Fish Fins May Sense Touch Like Human Fingertips
Could fish fins be able to sense touch like human fingertips? That may just be the case, according to researchers. Scientists have found that some fish can use their pectoral fish to gather information about the physical environment, like we use our hands.
Located just behind the gills, the pectoral fins are a pair of distinctive appendages that correspond to forelimbs in four-legged animals. Usually involved in propulsion or balance during swimming, these fins have evolved dramatic functions in certain species. They allow flying fish to fly above the surface of waves, and they allow mudskippers to crawl. In this latest study, though, the researchers wanted to know if these fins could also feel.

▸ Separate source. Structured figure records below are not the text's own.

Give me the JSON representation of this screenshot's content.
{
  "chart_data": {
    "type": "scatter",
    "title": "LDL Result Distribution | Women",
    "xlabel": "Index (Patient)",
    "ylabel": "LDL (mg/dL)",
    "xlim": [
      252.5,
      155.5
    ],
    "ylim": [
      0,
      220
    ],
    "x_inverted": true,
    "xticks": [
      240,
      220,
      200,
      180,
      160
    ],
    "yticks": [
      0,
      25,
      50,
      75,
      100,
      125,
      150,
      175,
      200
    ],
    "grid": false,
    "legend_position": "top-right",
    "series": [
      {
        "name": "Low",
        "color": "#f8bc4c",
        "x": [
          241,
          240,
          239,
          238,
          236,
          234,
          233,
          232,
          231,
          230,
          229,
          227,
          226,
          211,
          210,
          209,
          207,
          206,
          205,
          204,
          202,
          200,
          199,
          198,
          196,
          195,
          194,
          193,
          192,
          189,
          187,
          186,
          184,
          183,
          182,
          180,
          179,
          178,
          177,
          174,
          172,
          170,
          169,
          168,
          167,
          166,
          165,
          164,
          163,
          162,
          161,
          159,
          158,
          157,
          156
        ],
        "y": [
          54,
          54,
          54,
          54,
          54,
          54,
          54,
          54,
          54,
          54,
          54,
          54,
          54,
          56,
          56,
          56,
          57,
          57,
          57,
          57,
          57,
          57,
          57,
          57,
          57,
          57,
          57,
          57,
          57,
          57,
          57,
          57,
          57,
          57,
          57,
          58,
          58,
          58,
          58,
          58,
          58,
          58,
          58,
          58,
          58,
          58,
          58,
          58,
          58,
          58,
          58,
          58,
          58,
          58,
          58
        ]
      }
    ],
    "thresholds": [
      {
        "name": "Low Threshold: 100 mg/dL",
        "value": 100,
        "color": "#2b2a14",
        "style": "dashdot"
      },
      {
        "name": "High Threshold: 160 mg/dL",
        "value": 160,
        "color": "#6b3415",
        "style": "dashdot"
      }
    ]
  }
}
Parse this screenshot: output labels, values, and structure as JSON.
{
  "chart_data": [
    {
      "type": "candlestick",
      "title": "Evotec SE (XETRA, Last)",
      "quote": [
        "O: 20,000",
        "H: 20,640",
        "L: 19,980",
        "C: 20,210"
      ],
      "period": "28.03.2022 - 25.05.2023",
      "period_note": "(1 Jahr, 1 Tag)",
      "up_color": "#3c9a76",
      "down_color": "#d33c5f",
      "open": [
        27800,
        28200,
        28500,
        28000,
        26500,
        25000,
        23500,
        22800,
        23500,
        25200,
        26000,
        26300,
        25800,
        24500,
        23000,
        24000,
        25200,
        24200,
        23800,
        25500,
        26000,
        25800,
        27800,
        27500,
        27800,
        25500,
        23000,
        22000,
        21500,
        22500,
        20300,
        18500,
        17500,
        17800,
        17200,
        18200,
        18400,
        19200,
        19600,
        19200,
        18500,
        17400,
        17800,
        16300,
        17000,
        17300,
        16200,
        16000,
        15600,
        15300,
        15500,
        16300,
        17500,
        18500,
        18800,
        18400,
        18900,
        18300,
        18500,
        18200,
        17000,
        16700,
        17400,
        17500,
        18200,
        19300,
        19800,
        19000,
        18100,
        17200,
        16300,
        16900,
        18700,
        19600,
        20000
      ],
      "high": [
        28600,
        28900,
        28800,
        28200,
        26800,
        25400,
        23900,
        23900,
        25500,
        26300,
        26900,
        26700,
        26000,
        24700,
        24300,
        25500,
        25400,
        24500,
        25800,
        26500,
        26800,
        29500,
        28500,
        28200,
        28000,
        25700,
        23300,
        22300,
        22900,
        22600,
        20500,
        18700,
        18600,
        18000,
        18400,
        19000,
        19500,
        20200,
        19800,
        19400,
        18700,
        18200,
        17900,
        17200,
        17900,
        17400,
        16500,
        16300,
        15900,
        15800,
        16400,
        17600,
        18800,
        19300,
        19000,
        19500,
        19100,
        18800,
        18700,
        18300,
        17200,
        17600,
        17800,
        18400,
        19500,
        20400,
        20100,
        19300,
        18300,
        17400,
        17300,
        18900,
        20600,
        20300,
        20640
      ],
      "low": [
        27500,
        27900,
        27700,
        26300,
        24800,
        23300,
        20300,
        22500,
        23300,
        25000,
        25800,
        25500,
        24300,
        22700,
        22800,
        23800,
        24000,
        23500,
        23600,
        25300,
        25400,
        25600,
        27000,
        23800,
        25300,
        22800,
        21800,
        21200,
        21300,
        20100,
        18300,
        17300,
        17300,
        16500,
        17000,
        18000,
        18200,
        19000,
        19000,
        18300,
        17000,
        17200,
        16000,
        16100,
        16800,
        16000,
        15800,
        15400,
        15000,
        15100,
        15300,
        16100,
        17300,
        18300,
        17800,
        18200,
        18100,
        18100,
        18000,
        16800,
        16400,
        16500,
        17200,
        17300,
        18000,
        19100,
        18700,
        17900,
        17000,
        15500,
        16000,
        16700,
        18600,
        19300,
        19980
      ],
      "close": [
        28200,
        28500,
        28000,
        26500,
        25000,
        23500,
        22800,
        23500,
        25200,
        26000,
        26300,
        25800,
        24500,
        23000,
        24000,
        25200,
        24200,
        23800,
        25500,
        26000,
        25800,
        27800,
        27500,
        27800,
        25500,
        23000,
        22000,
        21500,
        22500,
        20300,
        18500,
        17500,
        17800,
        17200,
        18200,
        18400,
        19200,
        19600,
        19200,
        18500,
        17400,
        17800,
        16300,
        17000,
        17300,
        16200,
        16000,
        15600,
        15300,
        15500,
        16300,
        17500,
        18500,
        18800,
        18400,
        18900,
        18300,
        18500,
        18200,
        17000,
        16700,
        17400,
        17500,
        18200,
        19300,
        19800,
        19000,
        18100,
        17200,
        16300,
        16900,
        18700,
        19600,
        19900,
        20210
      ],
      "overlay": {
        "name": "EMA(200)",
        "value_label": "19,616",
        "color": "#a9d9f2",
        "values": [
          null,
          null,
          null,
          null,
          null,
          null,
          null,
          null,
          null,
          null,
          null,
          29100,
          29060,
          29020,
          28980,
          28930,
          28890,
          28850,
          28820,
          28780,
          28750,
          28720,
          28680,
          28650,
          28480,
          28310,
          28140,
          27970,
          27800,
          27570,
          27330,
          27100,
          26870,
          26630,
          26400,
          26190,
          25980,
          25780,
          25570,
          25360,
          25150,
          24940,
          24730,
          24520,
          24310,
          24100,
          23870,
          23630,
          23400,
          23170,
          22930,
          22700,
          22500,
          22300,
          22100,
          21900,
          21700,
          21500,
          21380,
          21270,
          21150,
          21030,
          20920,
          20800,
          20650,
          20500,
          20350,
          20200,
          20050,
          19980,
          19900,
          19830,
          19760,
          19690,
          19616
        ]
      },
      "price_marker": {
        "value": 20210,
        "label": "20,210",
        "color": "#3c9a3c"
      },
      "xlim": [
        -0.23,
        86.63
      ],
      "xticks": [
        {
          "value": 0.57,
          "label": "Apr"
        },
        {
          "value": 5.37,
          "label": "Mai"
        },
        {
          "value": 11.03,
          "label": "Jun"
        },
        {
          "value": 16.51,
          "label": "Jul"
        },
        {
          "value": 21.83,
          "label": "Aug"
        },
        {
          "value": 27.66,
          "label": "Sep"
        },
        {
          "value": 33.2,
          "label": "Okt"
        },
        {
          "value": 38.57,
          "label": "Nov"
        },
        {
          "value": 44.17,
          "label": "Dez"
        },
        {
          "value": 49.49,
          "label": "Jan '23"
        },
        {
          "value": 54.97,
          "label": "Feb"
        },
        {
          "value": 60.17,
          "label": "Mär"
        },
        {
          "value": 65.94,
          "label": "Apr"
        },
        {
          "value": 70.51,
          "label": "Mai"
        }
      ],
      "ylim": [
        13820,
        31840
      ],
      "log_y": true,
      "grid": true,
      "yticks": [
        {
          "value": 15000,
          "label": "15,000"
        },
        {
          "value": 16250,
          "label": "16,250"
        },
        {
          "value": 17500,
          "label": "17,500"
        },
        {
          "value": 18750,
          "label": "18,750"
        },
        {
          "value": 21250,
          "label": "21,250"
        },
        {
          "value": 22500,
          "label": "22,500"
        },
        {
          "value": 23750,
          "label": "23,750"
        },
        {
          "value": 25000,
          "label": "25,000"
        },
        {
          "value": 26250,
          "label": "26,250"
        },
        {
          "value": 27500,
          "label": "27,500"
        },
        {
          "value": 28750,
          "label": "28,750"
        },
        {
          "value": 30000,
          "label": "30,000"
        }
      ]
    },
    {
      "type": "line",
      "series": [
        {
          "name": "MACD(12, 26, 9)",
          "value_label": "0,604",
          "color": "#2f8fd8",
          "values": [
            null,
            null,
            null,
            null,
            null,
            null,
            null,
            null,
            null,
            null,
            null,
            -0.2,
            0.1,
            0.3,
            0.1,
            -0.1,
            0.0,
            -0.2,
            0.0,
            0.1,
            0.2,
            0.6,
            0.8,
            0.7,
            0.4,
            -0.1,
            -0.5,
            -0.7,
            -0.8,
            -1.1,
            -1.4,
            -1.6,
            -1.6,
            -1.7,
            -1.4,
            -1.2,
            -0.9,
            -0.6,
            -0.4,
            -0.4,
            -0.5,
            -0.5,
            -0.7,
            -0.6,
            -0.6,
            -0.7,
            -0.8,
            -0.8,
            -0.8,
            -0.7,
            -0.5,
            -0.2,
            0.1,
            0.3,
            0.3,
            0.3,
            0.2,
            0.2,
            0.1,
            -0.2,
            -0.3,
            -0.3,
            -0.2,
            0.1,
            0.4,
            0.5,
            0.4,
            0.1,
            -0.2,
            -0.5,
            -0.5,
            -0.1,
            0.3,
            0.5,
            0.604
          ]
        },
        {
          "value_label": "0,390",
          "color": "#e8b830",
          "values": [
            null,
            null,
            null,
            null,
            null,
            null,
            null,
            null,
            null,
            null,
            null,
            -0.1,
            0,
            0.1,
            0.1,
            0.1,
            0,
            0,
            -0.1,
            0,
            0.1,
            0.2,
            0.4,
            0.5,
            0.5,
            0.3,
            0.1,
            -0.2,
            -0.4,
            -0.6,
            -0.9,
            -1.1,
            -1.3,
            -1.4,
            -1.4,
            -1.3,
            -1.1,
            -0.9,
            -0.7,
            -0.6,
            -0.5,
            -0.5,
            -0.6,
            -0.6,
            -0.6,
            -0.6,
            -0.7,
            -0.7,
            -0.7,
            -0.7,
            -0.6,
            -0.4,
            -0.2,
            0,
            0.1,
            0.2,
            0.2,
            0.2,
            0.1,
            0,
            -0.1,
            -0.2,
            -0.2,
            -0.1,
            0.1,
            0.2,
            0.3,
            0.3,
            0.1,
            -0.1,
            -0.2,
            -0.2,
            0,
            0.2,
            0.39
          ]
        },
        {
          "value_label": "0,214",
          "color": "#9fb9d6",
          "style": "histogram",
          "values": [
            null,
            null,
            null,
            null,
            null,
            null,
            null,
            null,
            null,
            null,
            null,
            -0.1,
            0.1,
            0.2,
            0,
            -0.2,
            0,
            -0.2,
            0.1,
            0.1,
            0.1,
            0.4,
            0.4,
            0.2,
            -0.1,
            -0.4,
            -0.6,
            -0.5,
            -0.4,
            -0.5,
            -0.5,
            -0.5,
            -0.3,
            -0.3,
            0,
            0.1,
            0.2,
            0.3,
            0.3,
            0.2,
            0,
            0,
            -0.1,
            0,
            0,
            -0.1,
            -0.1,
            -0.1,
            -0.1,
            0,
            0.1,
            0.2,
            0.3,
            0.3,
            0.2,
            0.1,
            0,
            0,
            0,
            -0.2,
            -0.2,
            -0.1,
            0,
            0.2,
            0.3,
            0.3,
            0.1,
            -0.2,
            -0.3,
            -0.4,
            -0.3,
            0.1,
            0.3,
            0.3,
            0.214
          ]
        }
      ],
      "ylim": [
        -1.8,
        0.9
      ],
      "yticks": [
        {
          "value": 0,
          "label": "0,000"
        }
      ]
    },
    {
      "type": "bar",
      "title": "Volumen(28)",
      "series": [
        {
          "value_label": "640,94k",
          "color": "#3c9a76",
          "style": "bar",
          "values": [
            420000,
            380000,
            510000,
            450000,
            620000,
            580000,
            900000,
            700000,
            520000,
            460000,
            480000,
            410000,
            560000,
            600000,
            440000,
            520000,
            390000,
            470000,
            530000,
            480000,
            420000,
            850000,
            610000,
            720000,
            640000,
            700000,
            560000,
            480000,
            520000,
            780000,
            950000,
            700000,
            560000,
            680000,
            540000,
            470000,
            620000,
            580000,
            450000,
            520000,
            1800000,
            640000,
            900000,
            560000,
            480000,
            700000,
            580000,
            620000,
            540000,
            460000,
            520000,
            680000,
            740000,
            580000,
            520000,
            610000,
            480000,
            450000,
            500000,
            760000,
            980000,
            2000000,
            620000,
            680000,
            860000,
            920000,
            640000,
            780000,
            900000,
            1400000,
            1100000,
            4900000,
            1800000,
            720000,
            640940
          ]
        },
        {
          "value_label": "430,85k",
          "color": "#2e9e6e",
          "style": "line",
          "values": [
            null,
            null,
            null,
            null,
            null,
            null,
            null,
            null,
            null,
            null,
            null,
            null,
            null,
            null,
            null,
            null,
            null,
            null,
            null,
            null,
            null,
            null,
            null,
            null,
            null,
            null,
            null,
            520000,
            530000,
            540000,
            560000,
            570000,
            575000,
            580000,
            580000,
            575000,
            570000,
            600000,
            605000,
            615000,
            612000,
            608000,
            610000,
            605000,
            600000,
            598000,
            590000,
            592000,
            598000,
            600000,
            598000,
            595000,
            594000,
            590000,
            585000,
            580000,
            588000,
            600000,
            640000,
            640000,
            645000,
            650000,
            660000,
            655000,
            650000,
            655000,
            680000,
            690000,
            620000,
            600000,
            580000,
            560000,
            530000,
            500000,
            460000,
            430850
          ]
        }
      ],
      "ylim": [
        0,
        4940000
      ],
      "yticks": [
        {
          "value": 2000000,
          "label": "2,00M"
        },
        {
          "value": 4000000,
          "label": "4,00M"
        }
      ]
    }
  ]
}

In this latest study, the researchers focused on the pictus catfish, which is a small, bottom-dwelling species that's native to the muddy waters of the Amazon river. Aside from a hardened, serrated spine used for defense, the pectoral fins of these fish are fairly typical. However, these catfish don't appear to use their pectoral fins for locomotion.
The researchers found that neurons not only responded when contact was made, but they carried information about the degree of pressure and the motion of a brush being pushed across the fin. An analyses of cellular structures of the find revealed the presence of cells that closely resemble Merkel cells, which are associated with nerve endings in the skin of mammals and are essential for touch.
"Like us, fish are able to feel the environment around them with their fins. Touch sensation may allow fish to live in dim environments, using touch to navigate when vision is limited," said Melina Hale, one of the researchers, in a news release. "It raises a lot of exciting questions on how sensory cells shape the brain's perception of environmental features, and may provide insight into the evolution of sensation in vertebrates."
The findings are published in the journal Proceedings of the Royal Society B: Biological Sciences.